"catch" wrapper (commit 0ecff30a328993179b757a13830a1a5249839dd8)
Clemens Lang
cal at macports.org
Mon Nov 28 13:56:50 CET 2016
Hi,
----- On 28 Nov, 2016, at 10:05, René J.V. Bertin rjvbertin at gmail.com wrote:
> The new catch command
>> can't simply be aliased in to the slaves like we
>> normally do for shared commands because it uses uplevel and aliases add
>> an extra call level.
>
> Does this mean that every expression in every Portfile or PortGroup that uses
> catch has to be verified and possibly rewritten to handle the extra call level?
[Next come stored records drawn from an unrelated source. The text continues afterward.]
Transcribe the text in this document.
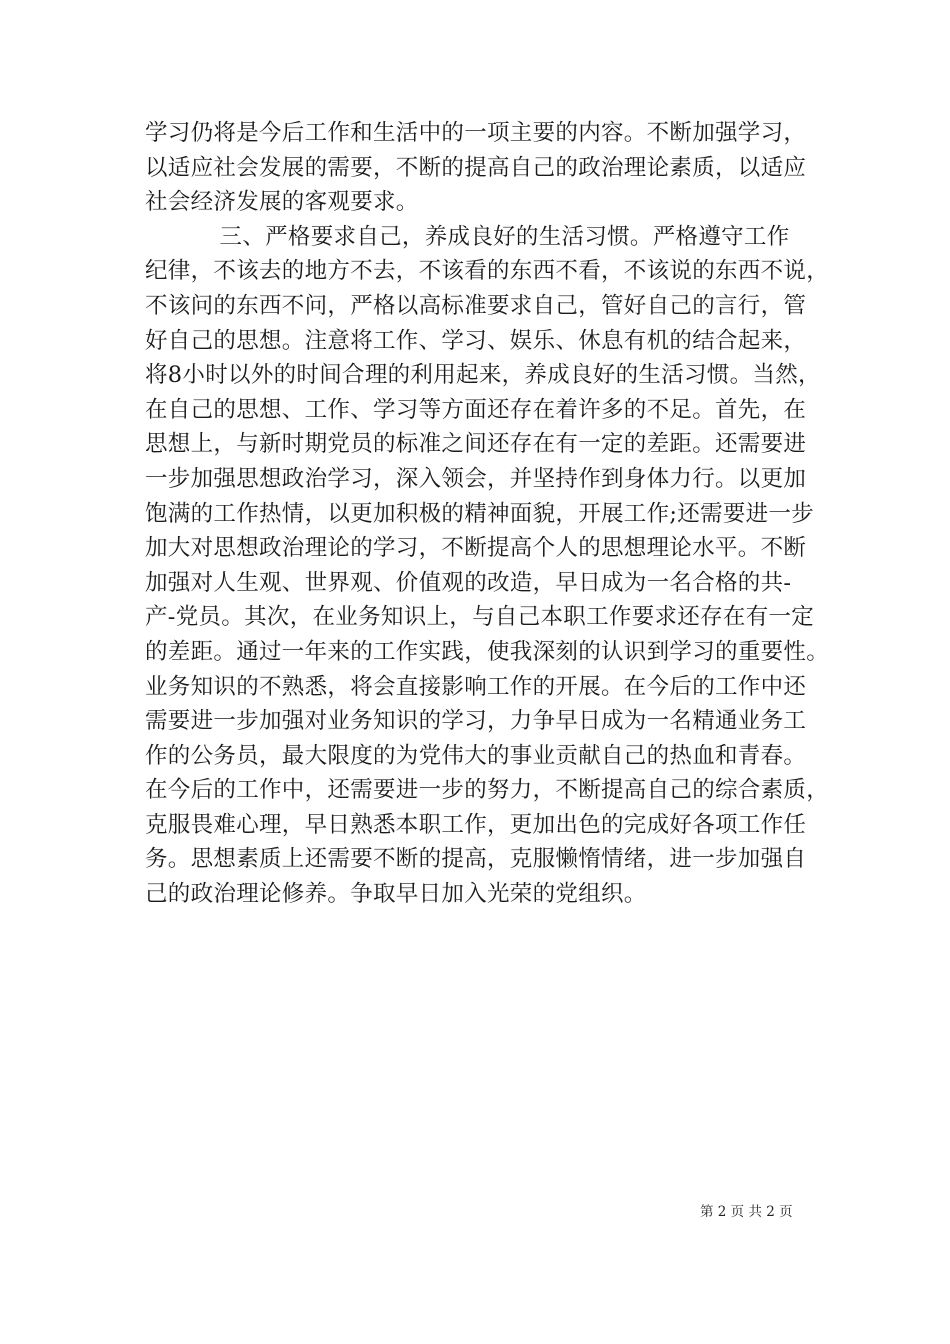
学习仍将是今后工作和生活中的一项主要的内容。不断加强学习，
以适应社会发展的需要，不断的提高自己的政治理论素质，以适应
社会经济发展的客观要求。
三、严格要求自己，养成良好的生活习惯。严格遵守工作
纪律，不该去的地方不去，不该看的东西不看，不该说的东西不说，
不该问的东西不问，严格以高标准要求自己，管好自己的言行，管
好自己的思想。注意将工作、学习、娱乐、休息有机的结合起来，
将8小时以外的时间合理的利用起来，养成良好的生活习惯。当然，
在自己的思想、工作、学习等方面还存在着许多的不足。首先，在
思想上，与新时期党员的标准之间还存在有一定的差距。还需要进
一步加强思想政治学习，深入领会，并坚持作到身体力行。以更加
饱满的工作热情，以更加积极的精神面貌，开展工作;还需要进一步
加大对思想政治理论的学习，不断提高个人的思想理论水平。不断
加强对人生观、世界观、价值观的改造，早日成为一名合格的共-
产-党员。其次，在业务知识上，与自己本职工作要求还存在有一定
的差距。通过一年来的工作实践，使我深刻的认识到学习的重要性。
业务知识的不熟悉，将会直接影响工作的开展。在今后的工作中还
需要进一步加强对业务知识的学习，力争早日成为一名精通业务工
作的公务员，最大限度的为党伟大的事业贡献自己的热血和青春。
在今后的工作中，还需要进一步的努力，不断提高自己的综合素质，
克服畏难心理，早日熟悉本职工作，更加出色的完成好各项工作任
务。思想素质上还需要不断的提高，克服懒惰情绪，进一步加强自
己的政治理论修养。争取早日加入光荣的党组织。
第 2 页 共 2 页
No. It only means that we had to use a different method to replace the catch
command in Portfiles.
> I see that the native catch is available as "builtin_catch"; is there any way of
> knowing when the wrapper is required because the caught expression can raise
> signals, i.e. when those Tclx signal handlers can come into action during
> evaluation of an expression and when the can't?
The rule is that you should always use the wrapped version and never use the
builtin version directly. Consider "builtin_catch" a private implementation
detail.
The wrapper is always required, because a user could ^C at any time during the
evaluation of your Portfile, and your Portfile should not try to be intelligent
about how to handle this.
> PS: native_catch would have been a bit less ambiguous than builtin_catch IMHO,
> if it's a command that is not off-limits to us poor mere mortals of course.
It's off-limits, so the name doesn't matter.